Immagine di copertina
Uno stabilimento del Lido di Ostia chiuso per sciopero. Credit: AGF

Nel primo mattino di oggi, venerdì 9 agosto, è andato in scena lo sciopero degli stabilimenti balneari per protestare contro il mancato intervento del Governo Meloni sul fronte delle concessioni. L’iniziativa mette in imbarazzo i partiti della maggioranza, in particolare Fratelli d’Italia e Lega, da anni schierati con le imprese del settore che si sentono minacciate dalla direttiva Ue “Bolkestein”, che imporrebbe appunto di mettere a gara le concessioni.

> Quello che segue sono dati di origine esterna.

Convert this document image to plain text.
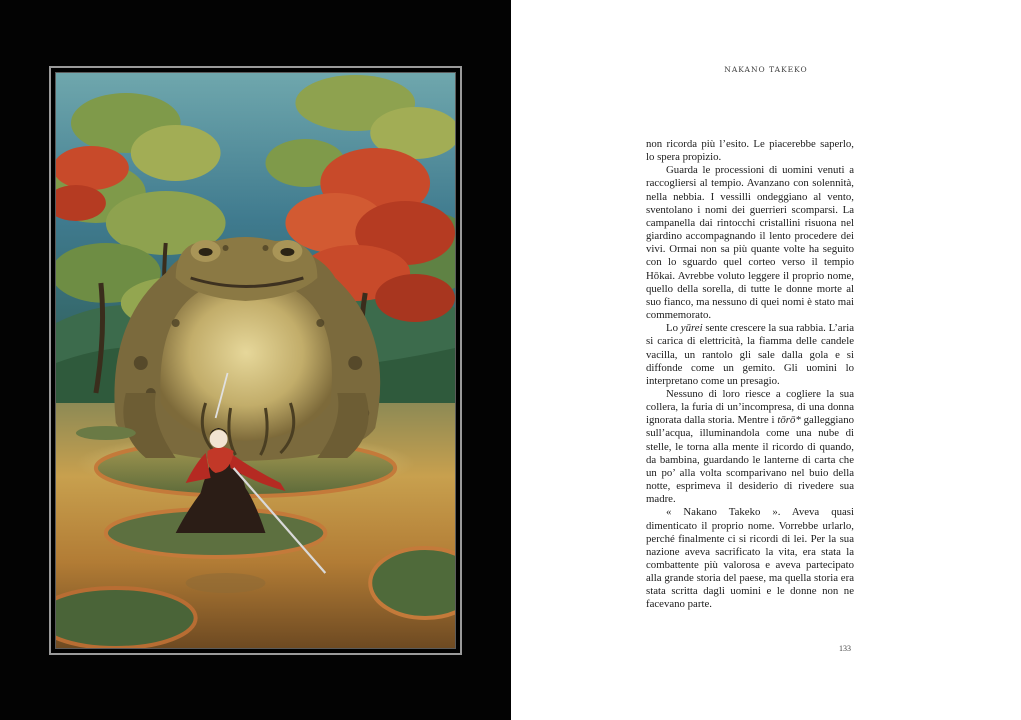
NAKANO TAKEKO

non ricorda più l’esito. Le piacerebbe saperlo, lo spera propizio.

Guarda le processioni di uomini venuti a raccogliersi al tempio. Avanzano con solennità, nella nebbia. I vessilli ondeggiano al vento, sventolano i nomi dei guerrieri scomparsi. La campanella dai rintocchi cristallini risuona nel giardino accompagnando il lento procedere dei vivi. Ormai non sa più quante volte ha seguito con lo sguardo quel corteo verso il tempio Hōkai. Avrebbe voluto leggere il proprio nome, quello della sorella, di tutte le donne morte al suo fianco, ma nessuno di quei nomi è stato mai commemorato.

Lo yūrei sente crescere la sua rabbia. L’aria si carica di elettricità, la fiamma delle candele vacilla, un rantolo gli sale dalla gola e si diffonde come un gemito. Gli uomini lo interpretano come un presagio.

Nessuno di loro riesce a cogliere la sua collera, la furia di un’incompresa, di una donna ignorata dalla storia. Mentre i tōrō* galleggiano sull’acqua, illuminandola come una nube di stelle, le torna alla mente il ricordo di quando, da bambina, guardando le lanterne di carta che un po’ alla volta scomparivano nel buio della notte, esprimeva il desiderio di rivedere sua madre.

« Nakano Takeko ». Aveva quasi dimenticato il proprio nome. Vorrebbe urlarlo, perché finalmente ci si ricordi di lei. Per la sua nazione aveva sacrificato la vita, era stata la combattente più valorosa e aveva partecipato alla grande storia del paese, ma quella storia era stata scritta dagli uomini e le donne non ne facevano parte.

133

La Federazione Italiana Pubblici Esercizi (l’associazione della Confcommercio che rappresenta le imprese del turismo) e la Federazione Italiana Imprese Balneari (la Fiba, associazione che fa capo a Confesercenti) hanno proclamato uno stop del servizio di due ore, dalle 7.30 alle 9.30.

Per la Fiba, l’adesione è stata dell’80%. Maurizio Rustignoli, presidente di Fiba, parla in una nota di “battaglia giusta e doverosa per chiedere al Governo subito una legge definitiva che possa finalmente ridare certezze al comparto balneare italiano”. “Non chiediamo privilegi, non vogliamo eludere i principi europei – assicura Rustignoli – ma non siamo disponibili a far espropriare le nostre imprese”.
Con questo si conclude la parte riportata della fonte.